While understanding CB’s and when they become HAB’s is work in progress we do know several things of importance to help us begin cyanobacteria graphsmanaging the threat they pose. First and foremost CB loves warm, stagnant waters. Unlike other algae like diatoms and dinoflagellates which are happiest in cooler waters, CB’s grow the fastest when water temperatures reach and exceed 30°C (86°F). That is when they compete best for the sunlight and nutrients in the water, and when CB blooms are most likely.

We also know global climate change is and will be raising the temperature of our Fox and increasing the chance of HAB’s in our river. Today our Fox at the McHenry Dam is about 72°F due to recent rains and cooler temperatures, but it reached 85°F several times in July.

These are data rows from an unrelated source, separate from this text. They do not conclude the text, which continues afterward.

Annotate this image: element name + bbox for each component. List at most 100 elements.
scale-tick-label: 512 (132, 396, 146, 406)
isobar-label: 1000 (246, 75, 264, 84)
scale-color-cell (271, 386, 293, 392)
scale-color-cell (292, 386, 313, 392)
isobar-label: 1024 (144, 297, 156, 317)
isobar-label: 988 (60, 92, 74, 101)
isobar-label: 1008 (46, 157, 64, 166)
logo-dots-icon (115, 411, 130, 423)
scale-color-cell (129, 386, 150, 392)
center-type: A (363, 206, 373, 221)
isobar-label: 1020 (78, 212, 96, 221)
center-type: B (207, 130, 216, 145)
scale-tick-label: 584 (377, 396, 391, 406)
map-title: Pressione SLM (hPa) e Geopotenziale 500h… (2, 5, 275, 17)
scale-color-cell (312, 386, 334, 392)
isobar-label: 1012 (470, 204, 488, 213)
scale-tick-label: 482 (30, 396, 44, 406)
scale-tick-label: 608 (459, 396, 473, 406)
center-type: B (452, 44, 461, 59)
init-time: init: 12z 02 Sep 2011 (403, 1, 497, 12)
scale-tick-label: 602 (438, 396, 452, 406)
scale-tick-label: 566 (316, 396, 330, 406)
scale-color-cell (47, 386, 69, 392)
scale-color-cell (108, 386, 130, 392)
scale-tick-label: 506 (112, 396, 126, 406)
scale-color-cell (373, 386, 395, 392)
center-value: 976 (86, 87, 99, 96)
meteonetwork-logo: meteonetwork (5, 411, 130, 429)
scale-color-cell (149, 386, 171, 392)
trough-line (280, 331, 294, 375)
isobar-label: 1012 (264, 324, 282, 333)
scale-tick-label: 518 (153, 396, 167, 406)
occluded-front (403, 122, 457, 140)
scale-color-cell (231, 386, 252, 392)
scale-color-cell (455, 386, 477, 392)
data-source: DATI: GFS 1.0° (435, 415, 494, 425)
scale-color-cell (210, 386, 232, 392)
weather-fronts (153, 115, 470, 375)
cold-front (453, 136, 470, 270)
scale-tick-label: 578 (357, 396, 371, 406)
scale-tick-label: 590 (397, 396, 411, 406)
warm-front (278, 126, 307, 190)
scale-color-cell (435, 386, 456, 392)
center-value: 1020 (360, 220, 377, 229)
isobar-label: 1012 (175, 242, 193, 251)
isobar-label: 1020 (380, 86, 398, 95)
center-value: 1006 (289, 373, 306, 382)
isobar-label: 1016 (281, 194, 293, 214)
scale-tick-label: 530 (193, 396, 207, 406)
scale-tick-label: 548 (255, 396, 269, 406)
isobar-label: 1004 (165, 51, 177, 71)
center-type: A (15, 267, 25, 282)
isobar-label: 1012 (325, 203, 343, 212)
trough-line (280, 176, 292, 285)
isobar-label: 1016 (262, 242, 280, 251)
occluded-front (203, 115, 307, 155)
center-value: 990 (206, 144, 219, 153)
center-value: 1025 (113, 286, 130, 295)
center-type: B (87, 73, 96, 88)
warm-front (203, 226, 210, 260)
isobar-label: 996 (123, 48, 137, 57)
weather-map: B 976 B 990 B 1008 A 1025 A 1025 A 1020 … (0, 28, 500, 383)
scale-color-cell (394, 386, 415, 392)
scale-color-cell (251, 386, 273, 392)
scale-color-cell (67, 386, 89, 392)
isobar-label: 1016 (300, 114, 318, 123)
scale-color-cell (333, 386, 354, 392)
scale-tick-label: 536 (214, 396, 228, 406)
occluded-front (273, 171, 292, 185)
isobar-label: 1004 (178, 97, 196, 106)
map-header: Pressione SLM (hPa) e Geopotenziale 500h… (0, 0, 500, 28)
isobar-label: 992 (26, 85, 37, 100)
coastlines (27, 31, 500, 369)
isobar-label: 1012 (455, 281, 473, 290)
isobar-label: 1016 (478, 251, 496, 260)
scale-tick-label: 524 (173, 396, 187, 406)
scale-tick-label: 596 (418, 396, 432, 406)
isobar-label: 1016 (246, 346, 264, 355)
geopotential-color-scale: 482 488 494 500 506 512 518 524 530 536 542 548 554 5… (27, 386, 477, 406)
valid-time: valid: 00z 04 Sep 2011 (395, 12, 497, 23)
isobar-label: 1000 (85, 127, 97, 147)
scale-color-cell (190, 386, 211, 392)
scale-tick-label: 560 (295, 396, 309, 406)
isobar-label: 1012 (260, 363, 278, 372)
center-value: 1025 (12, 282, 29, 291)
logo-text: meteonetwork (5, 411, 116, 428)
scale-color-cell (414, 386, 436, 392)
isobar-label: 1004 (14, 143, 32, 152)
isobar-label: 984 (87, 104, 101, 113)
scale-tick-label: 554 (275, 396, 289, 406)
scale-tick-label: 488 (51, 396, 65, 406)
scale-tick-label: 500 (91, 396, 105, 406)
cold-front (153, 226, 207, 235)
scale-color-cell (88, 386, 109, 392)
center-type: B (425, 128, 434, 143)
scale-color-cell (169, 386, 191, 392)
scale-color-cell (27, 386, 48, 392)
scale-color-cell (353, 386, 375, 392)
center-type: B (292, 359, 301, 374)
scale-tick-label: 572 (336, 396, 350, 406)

While the risk for a harmful BG bloom this year seems small, we have every reason to believe droughts and higher temperatures leading to more CB blooms are in our future.

We know turbulent mixing of the water column retards algae blooms. Also, substantially reducing nutrients like nitrogen and phosphorous in the water can impede algae growth. Reducing the time water is exposed to sunlight also reduces the potential and size of any
algae bloom.

Solutions

Public water pollution control utilities throughout our Fox River watershed have already spent hundreds of millions of dollars reducing nutrients like nitrogen and phosphorous discharged to our Fox and its tributaries. The agricultural community, also a major source of nutrients, has been slower to respond but they are coming along as best practices on the farm for nutrient control are being developed and employed. What else can be done?

Obsolete dam removal certainly seems like a promising way to reduce the potential for HAB’s in our Fox. Removing dams will cool the water by increasing turbulence over longer stretches of the river and reducing the time and sunlight exposure necessary for BG’s (and other algae) to bloom.

We can add HAB control to the list of the likely benefits of removing Our Fox’s obsolete dams. By removing old, unnecessary dams we are likely to reduce the costs and risk of harm to public water supplies, not to mention dogs and the other wildlife that enjoy its waters.